Outro caso que salta aos olhos é o profundo cinismo da Vale e da Samarco ao tentar deduzir despesas com multas e reparações ambientais do Imposto de Renda da Pessoa Jurídica (IRPJ) e da Contribuição Social sobre o Lucro Líquido (CSLL). Sim, eles tentaram utilizar o sofrimento e a destruição, para sonegar impostos.
Esses episódios mostram, entre outras coisas, que esse modelo de mineração é coerente com a lógica de acumulação de riqueza por um pequeno grupo de pessoas dentro do capitalismo. Debater, portanto, a solução destes problemas imediatos e cotidianos gerados pela mineração exige a coragem de colocar no centro do debate a necessidade de superar o capitalismo e suas contradições.
A luta é por outro modelo de mineração e de sociedade!

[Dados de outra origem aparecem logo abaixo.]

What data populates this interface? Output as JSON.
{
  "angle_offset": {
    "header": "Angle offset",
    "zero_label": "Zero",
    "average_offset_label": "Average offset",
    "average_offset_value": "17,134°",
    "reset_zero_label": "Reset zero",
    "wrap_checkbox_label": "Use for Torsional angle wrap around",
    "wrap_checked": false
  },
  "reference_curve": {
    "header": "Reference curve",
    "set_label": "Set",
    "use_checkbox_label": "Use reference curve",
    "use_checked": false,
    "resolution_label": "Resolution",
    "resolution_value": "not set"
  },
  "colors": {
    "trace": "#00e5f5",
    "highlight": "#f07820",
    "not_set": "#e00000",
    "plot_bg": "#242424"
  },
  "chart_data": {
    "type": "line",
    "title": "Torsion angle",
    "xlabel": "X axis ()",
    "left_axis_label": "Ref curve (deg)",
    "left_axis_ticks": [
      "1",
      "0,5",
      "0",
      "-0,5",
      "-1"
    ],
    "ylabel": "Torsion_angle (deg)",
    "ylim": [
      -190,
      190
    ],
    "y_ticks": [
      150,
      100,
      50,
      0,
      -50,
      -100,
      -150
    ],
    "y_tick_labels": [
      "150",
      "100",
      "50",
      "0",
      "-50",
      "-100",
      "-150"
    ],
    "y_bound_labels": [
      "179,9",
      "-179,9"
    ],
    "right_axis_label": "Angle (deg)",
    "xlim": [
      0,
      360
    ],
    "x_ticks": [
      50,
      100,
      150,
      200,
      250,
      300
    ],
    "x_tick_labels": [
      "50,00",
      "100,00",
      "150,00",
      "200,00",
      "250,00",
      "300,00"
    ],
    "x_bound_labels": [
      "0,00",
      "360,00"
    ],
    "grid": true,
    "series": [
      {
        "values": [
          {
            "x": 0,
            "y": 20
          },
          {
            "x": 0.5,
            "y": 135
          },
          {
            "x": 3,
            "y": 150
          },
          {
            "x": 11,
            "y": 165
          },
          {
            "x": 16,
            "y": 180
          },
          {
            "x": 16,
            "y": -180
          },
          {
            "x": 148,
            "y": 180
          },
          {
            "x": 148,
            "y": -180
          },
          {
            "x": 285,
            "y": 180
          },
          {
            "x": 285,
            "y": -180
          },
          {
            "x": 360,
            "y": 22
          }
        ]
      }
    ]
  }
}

No contexto de 10 anos do crime da Samarco/Vale/BHP em Mariana, e no rastro de todos os ataques da mineração às comunidades atingidas e ao povo trabalhador, é preciso seguir a luta pelas pautas imediatas dos atingidos pelos crimes da mineração. Mas é preciso ir além nesse debate.
Sabemos que a cadeia produtiva minero-siderúrgica é fundamental para a construção de um projeto de sociedade que garanta condições de vida digna a todo povo trabalhador do Brasil e do mundo. É preciso minério para construir casas, para uma reforma urbana popular, para garantir escolas e hospitais para todo o povo, para transição energética e para garantir as necessidades humanas básicas no contexto atual.
Entretanto, enquanto o modelo de mineração estiver a serviço da reprodução do capital e do acúmulo de riqueza a uma ínfima parcela da humanidade, restará a todo resto apenas sofrimento, destruição e exploração.
É preciso, portanto, vincular à luta por justiça e reparação, a pauta por um efetivo controle operário e popular sobre as riquezas de nosso solo e subsolo. Quem tem que decidir onde explorar, como explorar, quanto explorar e para que explorar é a classe trabalhadora tendo como horizonte satisfazer as necessidades humanas de toda a sociedade. E isso só será possível mediante a estatização da mineração, sem indenização, sob o controle dos operários e das comunidades atingidas.
Além desta audácia, também é preciso manter a independência das organizações dos trabalhadores e das comunidades em relação às empresas e a todos os governos. Se é bem verdade que o projeto autoritário da extrema direita no Brasil inclui garantir carta branca à mineração e ao agronegócio para explorar e destruir sem limites, também é preciso ter em mente que o Governo Lula e a esquerda institucional não apresentam um projeto de ruptura com essa lógica, com esse projeto e com os grandes empresários nacionais e internacionais.
Basta ver a postura do Governo Lula diante da defesa de exploração de petróleo na Margem Equatorial, próximo à foz do Rio Amazonas, ou pior, sua postura vacilante diante dos ataques promovidos por Trump, e ao citar a questão das terras raras. Em setembro, após coletiva após Assembleia Geral da ONU, Lula afirmou: “Eu tenho lido muito sobre terra rara e minerais críticos, estou estudando para ninguém me enganar. O Brasil não quer ser isolado do mundo, não. Eu disse ao Trump que não tem limite na nossa conversa, vamos colocar na mesa tudo o que acha que precisa conversar”. Uma postura de completa submissão.
Diante de todos os desafios postos nesta atual conjuntura, o PSTU reafirma seu apoio e solidariedade ativa às lutas dos atingidos pela mineração com unidade entre os explorados e independência em relação aos patrões e a todos os governos. Em nossa opinião, somente dessa forma será possível garantir as vitórias em torno de nossas reivindicações mais imediatas e, junto a isso, construir as bases da luta e de organização de um projeto de mineração que aponte para a superação do capitalismo e construção do socialismo.